1839. Marryat, Phantom Ship, I. viii. 164. His hair was flaxen, and fell in long flakes upon his shoulders, his complexion fair, and his eyes of a soft blue: although there was little of the sailor in his appearance, few knew or did their duty better.
1870. Swinburne, Ess. & Stud. (1875), 363. Divine the massive weight of carven curls bound up behind, the heavy straying flakes of unfilleted hair below.
transf. 1658. Rowland, Moufets Theat. Ins., 908. That Honey is best for substance, which if you lift it up a good height on the top of you finger, it falls to the earth still homogeneous, unsevered, no way parted asunder, but remaines in one continued flake or line.
9. A kind of carnation with striped petals.
1727. Bradley, Fam. Dict., s.v. Carnation, The Flakes are of two Colours only, and those always stripd.
1822. Loudon, Encycl. Gardening, III. II. 977. The varieties of this flower [carnation] are now arranged in three classes: flakes, bizarres, and picotées.
10. [from the vb.] A small fracture or chip.
18667. G. Stephens, Runic Monuments, I. 205. A small blow or hollow is visible at the right of the top of the second letter, but a mere accidental flake, and not touching the letter itself.
11. a. attrib. in the trade names for varieties of certain products, as flake-manna, -tapioca, -tobacco, from their flaky appearance.
1886. Daily News, 24 Dec., 2/6. Tapioca Singapore flake sold at rather firmer prices.
18B9. Syd. Soc. Lex., s.v. Manna, Flake Manna, a term employed in English commerce to denote the larger fragments and better qualities of manna.
1894. Westm. Gaz., 14 Feb., 2/1. Flake tobaccos are growing in popularity.
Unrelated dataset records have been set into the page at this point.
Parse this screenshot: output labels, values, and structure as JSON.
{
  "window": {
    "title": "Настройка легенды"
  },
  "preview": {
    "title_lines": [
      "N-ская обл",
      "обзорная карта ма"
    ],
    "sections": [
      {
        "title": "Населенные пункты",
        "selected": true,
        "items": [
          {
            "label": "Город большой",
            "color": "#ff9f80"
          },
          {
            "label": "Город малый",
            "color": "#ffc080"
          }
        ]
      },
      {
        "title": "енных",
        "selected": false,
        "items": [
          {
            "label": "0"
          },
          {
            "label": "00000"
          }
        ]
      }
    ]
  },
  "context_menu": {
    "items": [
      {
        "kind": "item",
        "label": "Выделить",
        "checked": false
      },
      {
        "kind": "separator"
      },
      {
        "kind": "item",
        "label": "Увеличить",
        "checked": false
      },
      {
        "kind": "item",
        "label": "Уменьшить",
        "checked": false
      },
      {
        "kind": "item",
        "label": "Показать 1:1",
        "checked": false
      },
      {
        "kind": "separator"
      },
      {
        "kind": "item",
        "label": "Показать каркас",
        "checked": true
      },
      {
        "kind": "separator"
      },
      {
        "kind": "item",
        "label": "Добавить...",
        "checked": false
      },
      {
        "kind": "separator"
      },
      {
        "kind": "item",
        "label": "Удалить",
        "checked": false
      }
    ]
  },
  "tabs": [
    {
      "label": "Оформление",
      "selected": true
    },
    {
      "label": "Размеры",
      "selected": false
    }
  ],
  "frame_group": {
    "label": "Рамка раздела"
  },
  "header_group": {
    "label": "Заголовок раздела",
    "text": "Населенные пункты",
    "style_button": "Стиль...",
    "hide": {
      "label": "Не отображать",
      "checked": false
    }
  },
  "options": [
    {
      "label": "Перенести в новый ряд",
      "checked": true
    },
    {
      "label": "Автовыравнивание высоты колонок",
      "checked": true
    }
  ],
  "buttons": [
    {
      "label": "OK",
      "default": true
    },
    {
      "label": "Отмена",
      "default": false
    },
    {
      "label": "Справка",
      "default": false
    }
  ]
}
b. Comb., as flake-heaped ppl. a.; also flake-feather, a plumule of extreme fineness and silky texture, found in falconine birds; hence flake-feathered adj. (in quot. transf.); flake-knife (see sense 4); flake-stand, the cooling-tub of a still-worm; flake-white, a pigment made from the purest white-lead in the form of flakes or scales.
1837. Macgillivray, Hist. Brit. Birds, I. Introduction, 79. If it be necessary to give these feathers a name, they may be called *flake-feathers.
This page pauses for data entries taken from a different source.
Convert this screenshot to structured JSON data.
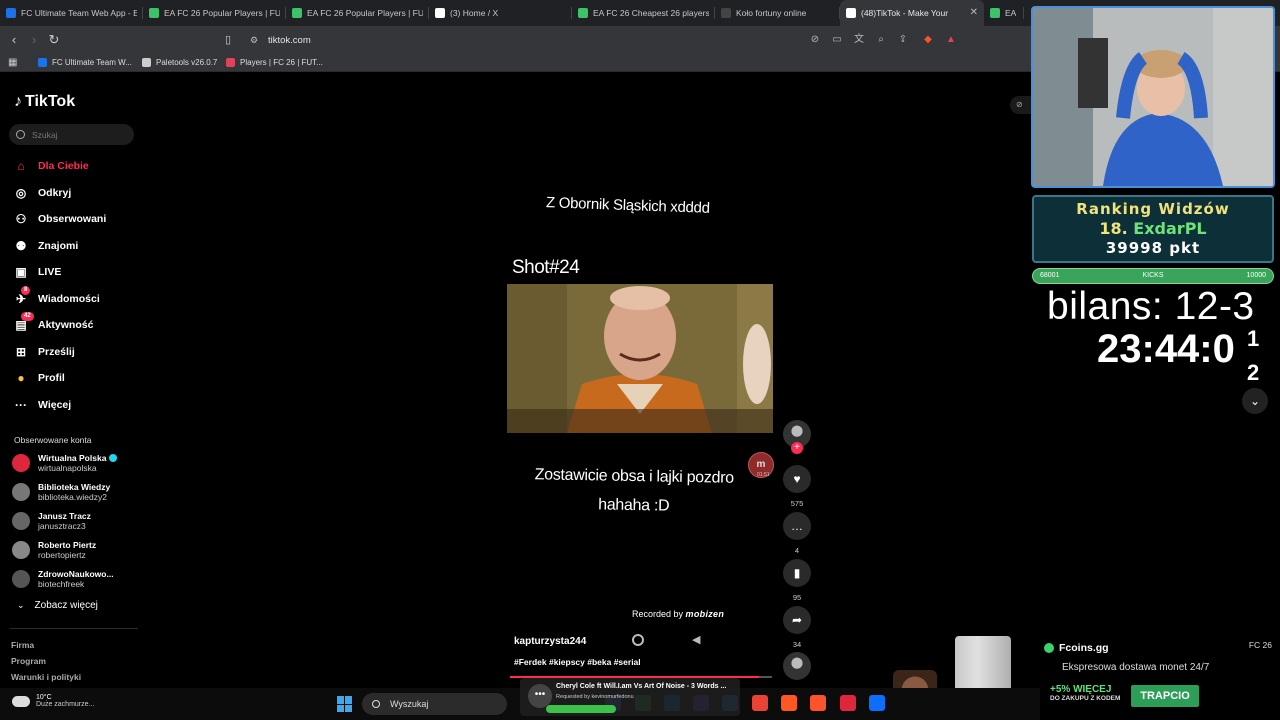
{
  "tabs": [
    {
      "title": "FC Ultimate Team Web App - E",
      "color": "#1a73e8"
    },
    {
      "title": "EA FC 26 Popular Players | FUT",
      "color": "#3cc36a"
    },
    {
      "title": "EA FC 26 Popular Players | FUT",
      "color": "#3cc36a"
    },
    {
      "title": "(3) Home / X",
      "color": "#ffffff"
    },
    {
      "title": "EA FC 26 Cheapest 26 players",
      "color": "#3cc36a"
    },
    {
      "title": "Koło fortuny online",
      "color": "#444444"
    },
    {
      "title": "(48)TikTok - Make Your",
      "color": "#ffffff",
      "active": true
    },
    {
      "title": "EA",
      "color": "#3cc36a"
    }
  ],
  "address": {
    "url": "tiktok.com"
  },
  "bookmarks": [
    {
      "label": "FC Ultimate Team W...",
      "color": "#1a73e8"
    },
    {
      "label": "Paletools v26.0.7",
      "color": "#cccccc"
    },
    {
      "label": "Players | FC 26 | FUT...",
      "color": "#e0425a"
    }
  ],
  "tiktok": {
    "logo": "TikTok",
    "search_placeholder": "Szukaj",
    "nav": [
      {
        "label": "Dla Ciebie",
        "icon": "home-icon",
        "active": true
      },
      {
        "label": "Odkryj",
        "icon": "compass-icon"
      },
      {
        "label": "Obserwowani",
        "icon": "following-icon"
      },
      {
        "label": "Znajomi",
        "icon": "friends-icon"
      },
      {
        "label": "LIVE",
        "icon": "live-icon"
      },
      {
        "label": "Wiadomości",
        "icon": "messages-icon",
        "badge": "8"
      },
      {
        "label": "Aktywność",
        "icon": "activity-icon",
        "badge": "42"
      },
      {
        "label": "Prześlij",
        "icon": "upload-icon"
      },
      {
        "label": "Profil",
        "icon": "profile-icon"
      },
      {
        "label": "Więcej",
        "icon": "more-icon"
      }
    ],
    "followed_title": "Obserwowane konta",
    "followed": [
      {
        "name": "Wirtualna Polska",
        "handle": "wirtualnapolska",
        "verified": true,
        "color": "#e0263c"
      },
      {
        "name": "Biblioteka Wiedzy",
        "handle": "biblioteka.wiedzy2",
        "color": "#777777"
      },
      {
        "name": "Janusz Tracz",
        "handle": "janusztracz3",
        "color": "#666666"
      },
      {
        "name": "Roberto Piertz",
        "handle": "robertopiertz",
        "color": "#888888"
      },
      {
        "name": "ZdrowoNaukowo...",
        "handle": "biotechfreek",
        "color": "#555555"
      }
    ],
    "see_more": "Zobacz więcej",
    "footer": [
      "Firma",
      "Program",
      "Warunki i polityki"
    ]
  },
  "video": {
    "caption_top": "Z Obornik Sląskich xdddd",
    "shot_label": "Shot#24",
    "caption_bottom": "Zostawicie obsa i lajki pozdro hahaha :D",
    "mobizen_badge": "m",
    "mobizen_time": "01:51",
    "recorded_prefix": "Recorded by",
    "recorded_brand": "mobizen",
    "author": "kapturzysta244",
    "hashtags": "#Ferdek #kiepscy #beka #serial",
    "progress": 0.95,
    "actions": {
      "likes": "575",
      "comments": "4",
      "saves": "95",
      "shares": "34"
    }
  },
  "stream": {
    "ranking_title": "Ranking Widzów",
    "ranking_rank": "18.",
    "ranking_name": "ExdarPL",
    "ranking_points": "39998 pkt",
    "kicks_left": "68001",
    "kicks_label": "KICKS",
    "kicks_right": "10000",
    "bilans": "bilans: 12-3",
    "clock": "23:44:0",
    "clock_side_1": "1",
    "clock_side_2": "2"
  },
  "fcoins": {
    "logo": "Fcoins.gg",
    "game": "FC 26",
    "tagline": "Ekspresowa dostawa monet 24/7",
    "promo": "+5% WIĘCEJ",
    "promo_sub": "DO ZAKUPU Z KODEM",
    "cta": "TRAPCIO"
  },
  "taskbar": {
    "temp": "10°C",
    "weather": "Duże zachmurze...",
    "search": "Wyszukaj",
    "media_title": "Cheryl Cole ft Will.I.am Vs Art Of Noise - 3 Words ...",
    "media_sub": "Requested by kevinomurfedonu",
    "apps": [
      "#3c6ee6",
      "#2f9e44",
      "#0078d4",
      "#7a3bd1",
      "#1e88e5",
      "#ea4335",
      "#ff5722",
      "#fb542b",
      "#e0263c",
      "#0d6efd"
    ]
  }
}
1848. D. Greenwell, Poems, 35.
Mid the glooms | |
The *flake-feathered trees show like giant plumes. |
1880. Browning, Dram. Idylls, Ser. II. Pan & Luna, 38.
*Flake-heaped how or whence, | |
The structure of that succourable cloud, | |
What matter? |
1865. E. B. Tylor, Researches into the Early History of Mankind, viii. 195. The *flake knives are very rude, but they are like what are found elsewhere, and there is no break in the series which ends in the beautiful specimens from Mexico and Scandinavia.
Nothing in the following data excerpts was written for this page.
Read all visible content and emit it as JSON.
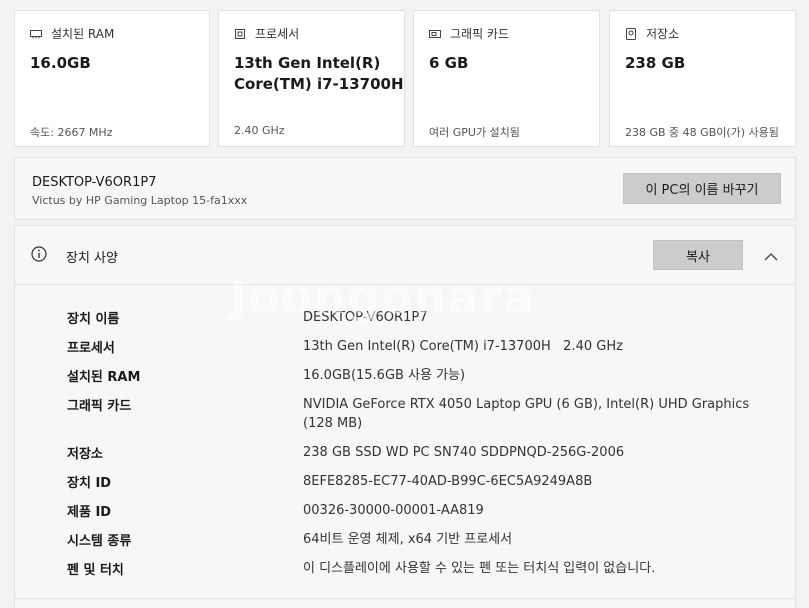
{
  "cards": [
    {
      "icon": "memory-icon",
      "title": "설치된 RAM",
      "value": "16.0GB",
      "sub": "속도: 2667 MHz"
    },
    {
      "icon": "processor-icon",
      "title": "프로세서",
      "value": "13th Gen Intel(R)\nCore(TM) i7-13700H",
      "sub": "2.40 GHz"
    },
    {
      "icon": "graphics-card-icon",
      "title": "그래픽 카드",
      "value": "6 GB",
      "sub": "여러 GPU가 설치됨"
    },
    {
      "icon": "storage-icon",
      "title": "저장소",
      "value": "238 GB",
      "sub": "238 GB 중 48 GB이(가) 사용됨"
    }
  ],
  "device": {
    "name": "DESKTOP-V6OR1P7",
    "model": "Victus by HP Gaming Laptop 15-fa1xxx",
    "rename_button": "이 PC의 이름 바꾸기"
  },
  "specs": {
    "title": "장치 사양",
    "copy_button": "복사",
    "rows": [
      {
        "label": "장치 이름",
        "value": "DESKTOP-V6OR1P7"
      },
      {
        "label": "프로세서",
        "value": "13th Gen Intel(R) Core(TM) i7-13700H   2.40 GHz"
      },
      {
        "label": "설치된 RAM",
        "value": "16.0GB(15.6GB 사용 가능)"
      },
      {
        "label": "그래픽 카드",
        "value": "NVIDIA GeForce RTX 4050 Laptop GPU (6 GB), Intel(R) UHD Graphics (128 MB)"
      },
      {
        "label": "저장소",
        "value": "238 GB SSD WD PC SN740 SDDPNQD-256G-2006"
      },
      {
        "label": "장치 ID",
        "value": "8EFE8285-EC77-40AD-B99C-6EC5A9249A8B"
      },
      {
        "label": "제품 ID",
        "value": "00326-30000-00001-AA819"
      },
      {
        "label": "시스템 종류",
        "value": "64비트 운영 체제, x64 기반 프로세서"
      },
      {
        "label": "펜 및 터치",
        "value": "이 디스플레이에 사용할 수 있는 펜 또는 터치식 입력이 없습니다."
      }
    ]
  },
  "watermark": "Joongonara"
}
1830. M. Donovan, Dom. Econ., I. 255. The body of this still cost one pound; its head about four shillings; the worm cost twenty-five shillings; the mash-tun and *flakestand might both be worth twelve shillings.
1660. Albert Durer Revived, 18. While Lead, or *Flake White.
1752. Lady Luxborough, Lett. to Shenstone, 6 Nov. My great Parlour looks very handsome now it is painted with flake-white.
1883. J. Payn, Thicker than Water, xxix. (1884), 229. Her whole face with a pallor on it like flake-white on dead-white.